17 jun 2026 | plugnrank | Leitura: 6 min

Como criar processo de projeto para empresa de turismo e viagens

Se a sua operação de turismo vive assim: reunião que não vira decisão, viagem que sai “quase” no prazo e tarefas que ficam no WhatsApp, você precisa de um processo de projeto claro. Não é burocracia. É o jeito de garantir previsibilidade antes do cliente cobrar.

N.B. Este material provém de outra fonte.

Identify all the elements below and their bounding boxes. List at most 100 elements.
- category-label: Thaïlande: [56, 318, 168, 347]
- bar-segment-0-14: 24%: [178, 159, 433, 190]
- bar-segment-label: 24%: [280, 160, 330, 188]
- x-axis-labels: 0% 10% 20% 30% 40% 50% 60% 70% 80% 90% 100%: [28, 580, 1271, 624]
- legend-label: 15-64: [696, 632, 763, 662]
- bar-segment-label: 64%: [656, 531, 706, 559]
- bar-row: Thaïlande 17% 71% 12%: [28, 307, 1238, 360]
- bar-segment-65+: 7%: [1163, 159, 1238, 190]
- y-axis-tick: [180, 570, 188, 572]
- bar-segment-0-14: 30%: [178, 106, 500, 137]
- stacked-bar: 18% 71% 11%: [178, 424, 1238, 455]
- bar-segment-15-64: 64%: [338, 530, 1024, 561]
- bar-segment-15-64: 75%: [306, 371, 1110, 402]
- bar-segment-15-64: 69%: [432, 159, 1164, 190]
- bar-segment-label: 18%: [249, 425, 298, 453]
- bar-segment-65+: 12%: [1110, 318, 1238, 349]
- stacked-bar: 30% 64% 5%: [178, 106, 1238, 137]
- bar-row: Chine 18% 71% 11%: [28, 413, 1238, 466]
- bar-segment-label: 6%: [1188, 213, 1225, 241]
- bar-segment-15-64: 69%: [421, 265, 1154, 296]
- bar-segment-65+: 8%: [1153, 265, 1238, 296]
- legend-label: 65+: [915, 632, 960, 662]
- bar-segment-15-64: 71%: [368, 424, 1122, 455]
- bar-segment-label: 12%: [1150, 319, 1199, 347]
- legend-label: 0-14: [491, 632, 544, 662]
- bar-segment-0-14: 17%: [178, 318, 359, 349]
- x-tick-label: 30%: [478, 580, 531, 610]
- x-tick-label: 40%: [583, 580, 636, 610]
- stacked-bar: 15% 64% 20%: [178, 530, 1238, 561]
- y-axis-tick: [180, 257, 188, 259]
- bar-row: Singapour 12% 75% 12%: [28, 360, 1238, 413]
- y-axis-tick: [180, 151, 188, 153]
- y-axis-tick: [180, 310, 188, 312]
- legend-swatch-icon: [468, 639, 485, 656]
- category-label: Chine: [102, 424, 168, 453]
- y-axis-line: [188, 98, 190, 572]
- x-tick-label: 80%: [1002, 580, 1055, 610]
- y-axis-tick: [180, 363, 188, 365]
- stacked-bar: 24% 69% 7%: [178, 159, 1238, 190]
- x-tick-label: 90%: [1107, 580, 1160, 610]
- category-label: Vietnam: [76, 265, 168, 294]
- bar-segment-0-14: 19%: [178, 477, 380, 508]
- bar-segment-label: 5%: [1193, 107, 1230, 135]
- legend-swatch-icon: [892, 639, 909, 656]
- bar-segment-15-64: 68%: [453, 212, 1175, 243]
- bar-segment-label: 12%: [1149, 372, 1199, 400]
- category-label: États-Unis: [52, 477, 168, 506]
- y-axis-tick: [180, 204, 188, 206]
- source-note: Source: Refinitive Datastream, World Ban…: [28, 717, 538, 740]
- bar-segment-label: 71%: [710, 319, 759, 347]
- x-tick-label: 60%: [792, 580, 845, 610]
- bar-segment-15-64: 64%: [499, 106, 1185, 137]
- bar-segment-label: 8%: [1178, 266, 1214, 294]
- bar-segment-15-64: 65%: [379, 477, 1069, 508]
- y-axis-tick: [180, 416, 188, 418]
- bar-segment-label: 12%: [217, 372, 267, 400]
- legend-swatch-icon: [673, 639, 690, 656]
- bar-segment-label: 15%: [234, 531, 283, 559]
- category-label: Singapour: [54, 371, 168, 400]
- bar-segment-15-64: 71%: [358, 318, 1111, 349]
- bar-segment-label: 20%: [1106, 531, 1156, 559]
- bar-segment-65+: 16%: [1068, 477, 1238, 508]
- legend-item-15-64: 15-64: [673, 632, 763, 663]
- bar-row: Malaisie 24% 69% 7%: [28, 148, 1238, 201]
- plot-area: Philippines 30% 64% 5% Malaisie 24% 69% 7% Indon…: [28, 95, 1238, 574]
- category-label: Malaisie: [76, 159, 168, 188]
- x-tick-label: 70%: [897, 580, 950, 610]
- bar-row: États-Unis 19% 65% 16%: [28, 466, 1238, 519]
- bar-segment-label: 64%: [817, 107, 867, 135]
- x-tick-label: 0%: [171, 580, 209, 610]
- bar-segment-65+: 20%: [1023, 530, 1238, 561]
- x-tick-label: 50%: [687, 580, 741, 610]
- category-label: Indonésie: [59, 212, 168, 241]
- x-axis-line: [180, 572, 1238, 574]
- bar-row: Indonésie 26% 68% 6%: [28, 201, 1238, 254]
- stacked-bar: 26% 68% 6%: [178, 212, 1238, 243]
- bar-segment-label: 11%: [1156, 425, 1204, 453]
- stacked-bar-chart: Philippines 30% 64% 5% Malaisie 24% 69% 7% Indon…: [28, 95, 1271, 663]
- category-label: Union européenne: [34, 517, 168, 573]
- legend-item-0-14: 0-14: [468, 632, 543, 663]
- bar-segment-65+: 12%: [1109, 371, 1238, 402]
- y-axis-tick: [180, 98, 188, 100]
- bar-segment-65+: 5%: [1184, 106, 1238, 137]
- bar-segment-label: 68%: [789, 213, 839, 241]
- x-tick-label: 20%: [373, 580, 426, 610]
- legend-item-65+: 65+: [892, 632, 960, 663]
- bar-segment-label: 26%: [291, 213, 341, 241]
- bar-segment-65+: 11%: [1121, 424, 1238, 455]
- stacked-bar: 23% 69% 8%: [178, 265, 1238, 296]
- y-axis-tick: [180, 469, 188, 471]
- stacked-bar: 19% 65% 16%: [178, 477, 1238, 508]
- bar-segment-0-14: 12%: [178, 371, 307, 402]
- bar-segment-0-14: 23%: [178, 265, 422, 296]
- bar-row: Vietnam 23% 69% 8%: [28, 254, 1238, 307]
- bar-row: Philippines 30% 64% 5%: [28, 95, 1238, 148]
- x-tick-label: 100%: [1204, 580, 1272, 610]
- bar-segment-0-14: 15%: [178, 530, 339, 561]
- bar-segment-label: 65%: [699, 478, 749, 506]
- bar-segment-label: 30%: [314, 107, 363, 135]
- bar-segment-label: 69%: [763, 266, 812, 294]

Neste guia, você vai montar um processo de projeto que funciona para turismo e viagens, do primeiro briefing até o pós-viagem. O objetivo é simples: saber o que está acontecendo, quem é o dono de cada etapa e o que precisa estar pronto em cada marco.

Defina o que é “projeto” na sua empresa (antes do processo)

Em turismo, tudo parece projeto. Na prática, você precisa separar para não misturar operação com execução.

  • Projeto: uma entrega com começo, meio e fim (ex.: roteiro para um grupo, viagem corporativa específica, pacote sob medida, evento com programação).
  • Operação: rotinas contínuas (ex.: atendimento diário, emissão recorrente, suporte pós-venda que não depende de um marco único).

Se você não fizer essa distinção, o processo vira um “checklist genérico” e ninguém segue.

Use um fluxo simples com 5 fases

Para turismo e viagens, um processo de projeto eficiente costuma caber em 5 fases. Cada fase tem entregáveis e um responsável.

  1. Briefing e escopo
  2. Planejamento e orçamento
  3. Confirmações e reservas
  4. Execução da viagem
  5. Pós-viagem e lições aprendidas

Fase 1: Briefing e escopo (o que precisa ficar decidido)

Essa fase evita o clássico “mudou tudo depois”. Você fecha o que é essencial para o projeto existir.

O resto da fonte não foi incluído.